The doctor stopped dead in his tracks and stared at me. He had sparkly brown eyes and a lively face. “Why? Do /y. ou suspect mushrooms?”
“We all had mushroom soup for dinner on Thursday evening.” I explained who “we all” was. “The rest of us were sick that night and part of the next day, but Dr. Sinclair never did seem to come out of it. Of course, we can’t be sure it was the mushrooms that made us sick, but I know some of them had been picked in the wild by the castle’s handyman, and the illness seems to have affected only those who ate the soup.”
“What were your symptoms?”
“Stomach cramps, vomiting, nausea.”
“I know very little about mushroom poisoning, Mrs …”
“Lamb. Dotsy Lamb.” I smiled and he smiled back. He had the most charming dimple on one side of his mouth.
“Aye. Do you have a minute? Come to my office.
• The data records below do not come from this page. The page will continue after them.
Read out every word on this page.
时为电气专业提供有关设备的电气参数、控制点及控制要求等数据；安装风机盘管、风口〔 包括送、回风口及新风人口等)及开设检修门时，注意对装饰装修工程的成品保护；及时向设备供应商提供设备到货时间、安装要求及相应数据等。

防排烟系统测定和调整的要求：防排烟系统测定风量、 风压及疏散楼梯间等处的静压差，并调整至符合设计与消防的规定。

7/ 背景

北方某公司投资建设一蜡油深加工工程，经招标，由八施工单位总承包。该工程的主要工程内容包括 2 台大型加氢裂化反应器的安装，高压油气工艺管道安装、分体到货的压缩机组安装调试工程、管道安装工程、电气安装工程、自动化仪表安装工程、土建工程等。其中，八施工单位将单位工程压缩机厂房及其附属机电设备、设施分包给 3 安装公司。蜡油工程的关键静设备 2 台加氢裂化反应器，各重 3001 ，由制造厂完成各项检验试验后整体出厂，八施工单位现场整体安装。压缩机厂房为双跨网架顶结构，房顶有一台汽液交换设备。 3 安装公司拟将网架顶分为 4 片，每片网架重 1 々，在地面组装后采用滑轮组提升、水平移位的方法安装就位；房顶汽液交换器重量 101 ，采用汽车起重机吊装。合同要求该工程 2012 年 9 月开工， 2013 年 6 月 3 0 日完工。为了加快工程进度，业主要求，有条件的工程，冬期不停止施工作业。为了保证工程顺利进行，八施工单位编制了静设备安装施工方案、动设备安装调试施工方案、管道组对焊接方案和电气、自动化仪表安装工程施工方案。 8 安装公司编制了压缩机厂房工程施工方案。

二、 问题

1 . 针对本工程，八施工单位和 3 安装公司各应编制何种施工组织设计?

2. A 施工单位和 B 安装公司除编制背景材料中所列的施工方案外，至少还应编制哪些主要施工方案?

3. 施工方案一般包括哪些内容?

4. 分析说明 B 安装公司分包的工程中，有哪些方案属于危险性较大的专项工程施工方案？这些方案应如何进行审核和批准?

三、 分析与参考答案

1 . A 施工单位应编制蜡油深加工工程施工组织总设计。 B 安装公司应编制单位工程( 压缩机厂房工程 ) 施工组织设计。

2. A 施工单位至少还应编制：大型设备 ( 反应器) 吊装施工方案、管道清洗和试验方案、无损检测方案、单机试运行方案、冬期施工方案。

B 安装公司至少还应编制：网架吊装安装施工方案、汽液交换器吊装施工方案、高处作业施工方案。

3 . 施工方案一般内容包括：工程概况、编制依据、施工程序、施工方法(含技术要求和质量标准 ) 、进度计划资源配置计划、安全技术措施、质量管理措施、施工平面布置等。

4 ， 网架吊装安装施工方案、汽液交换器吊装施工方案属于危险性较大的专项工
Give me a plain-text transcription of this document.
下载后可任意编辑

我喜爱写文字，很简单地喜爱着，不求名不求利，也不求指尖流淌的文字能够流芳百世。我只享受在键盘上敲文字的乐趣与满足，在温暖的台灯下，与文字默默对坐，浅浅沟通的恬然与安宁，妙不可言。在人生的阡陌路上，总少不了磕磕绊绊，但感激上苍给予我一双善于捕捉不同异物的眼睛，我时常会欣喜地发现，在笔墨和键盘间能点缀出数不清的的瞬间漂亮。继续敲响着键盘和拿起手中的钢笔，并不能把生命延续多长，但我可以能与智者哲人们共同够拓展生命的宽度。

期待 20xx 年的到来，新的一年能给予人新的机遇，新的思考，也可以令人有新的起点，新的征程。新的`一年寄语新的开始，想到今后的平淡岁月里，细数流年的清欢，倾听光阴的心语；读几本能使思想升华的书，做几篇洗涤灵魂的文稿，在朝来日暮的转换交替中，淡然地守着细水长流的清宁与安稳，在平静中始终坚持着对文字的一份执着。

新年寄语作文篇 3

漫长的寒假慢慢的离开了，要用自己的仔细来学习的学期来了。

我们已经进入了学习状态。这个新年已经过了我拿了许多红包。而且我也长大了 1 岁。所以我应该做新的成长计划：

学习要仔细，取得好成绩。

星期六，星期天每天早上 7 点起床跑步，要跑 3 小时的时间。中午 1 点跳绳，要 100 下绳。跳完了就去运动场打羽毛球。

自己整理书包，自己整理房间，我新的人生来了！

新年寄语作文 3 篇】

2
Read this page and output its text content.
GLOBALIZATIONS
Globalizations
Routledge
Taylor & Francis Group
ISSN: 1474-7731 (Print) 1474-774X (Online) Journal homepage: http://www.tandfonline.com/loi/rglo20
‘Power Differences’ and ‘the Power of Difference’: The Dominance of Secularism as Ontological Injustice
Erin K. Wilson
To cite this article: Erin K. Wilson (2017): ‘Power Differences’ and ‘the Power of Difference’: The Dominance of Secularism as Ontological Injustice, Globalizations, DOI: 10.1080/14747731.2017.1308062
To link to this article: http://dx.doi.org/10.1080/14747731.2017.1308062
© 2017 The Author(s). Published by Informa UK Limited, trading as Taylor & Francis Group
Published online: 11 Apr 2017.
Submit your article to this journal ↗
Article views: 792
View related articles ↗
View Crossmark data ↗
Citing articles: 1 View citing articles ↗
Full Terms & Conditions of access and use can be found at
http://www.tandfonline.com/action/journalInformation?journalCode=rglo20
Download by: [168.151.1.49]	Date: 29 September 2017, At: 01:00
It’s down the hall.” He
ushered me into a cluttered office and ran his hand along a row of hefty medical books. He pulled out one with a title that included the word “Toxicology,” laid it on his desk, and turned to the index. I stood behind him awkwardly while he read. He hadn’t offered me a seat, and I thought it might be presumptuous of me to take one.
“This is going to take me a while,” he said, “but I can see that, with mushrooms, you could be talking about several different toxins as well as some psychoactive chemicals.”
“You mean hallucinogens?”
“Aye. Magic mushrooms, they call them.” He looked up from the book and winked at me. “The problem is that, within a few hours or a day, the liver will have altered most of these chemicals into various metabolites, that is, various break-down products. But the lab may be able to find these break-down products for us. I’ll put them to work on it.”
“Will it make any difference in the outcome for Dr. Sinclair?”
He led me to the door. “I fear it won’t, at this stage. After two and a half days, what’s done is done.”
I went back to Lettie, Tony, and Fallon. I still didn’t know the doctor’s name.
* * * * *
“You have to drive home, Dotsy,” Lettie told me on our way out. “They gave me a pain killer and made me sign a paper saying I wouldn’t drive for eight hours.”
“How do you feel?”
“Fine. They had to stitch me up, and they said I was lucky I hadn’t driven the pencil completely through the roof of my mouth. It could have gone right into my brain!”
“That beats damaging something you use.”
Lettie gave me a playful jab. “What happened to that nice policeman?”
We were in the parking lot by this time, and I hadn’t the vaguest recollection of where I had left the car. I sniffed the air for the smell of burning clutch, and spotted the little car under a tree, straddling two parking spaces. “Oh, right. What did happen to him? He should have at least written us a ticket. Shouldn’t we pay for the sign we trashed?”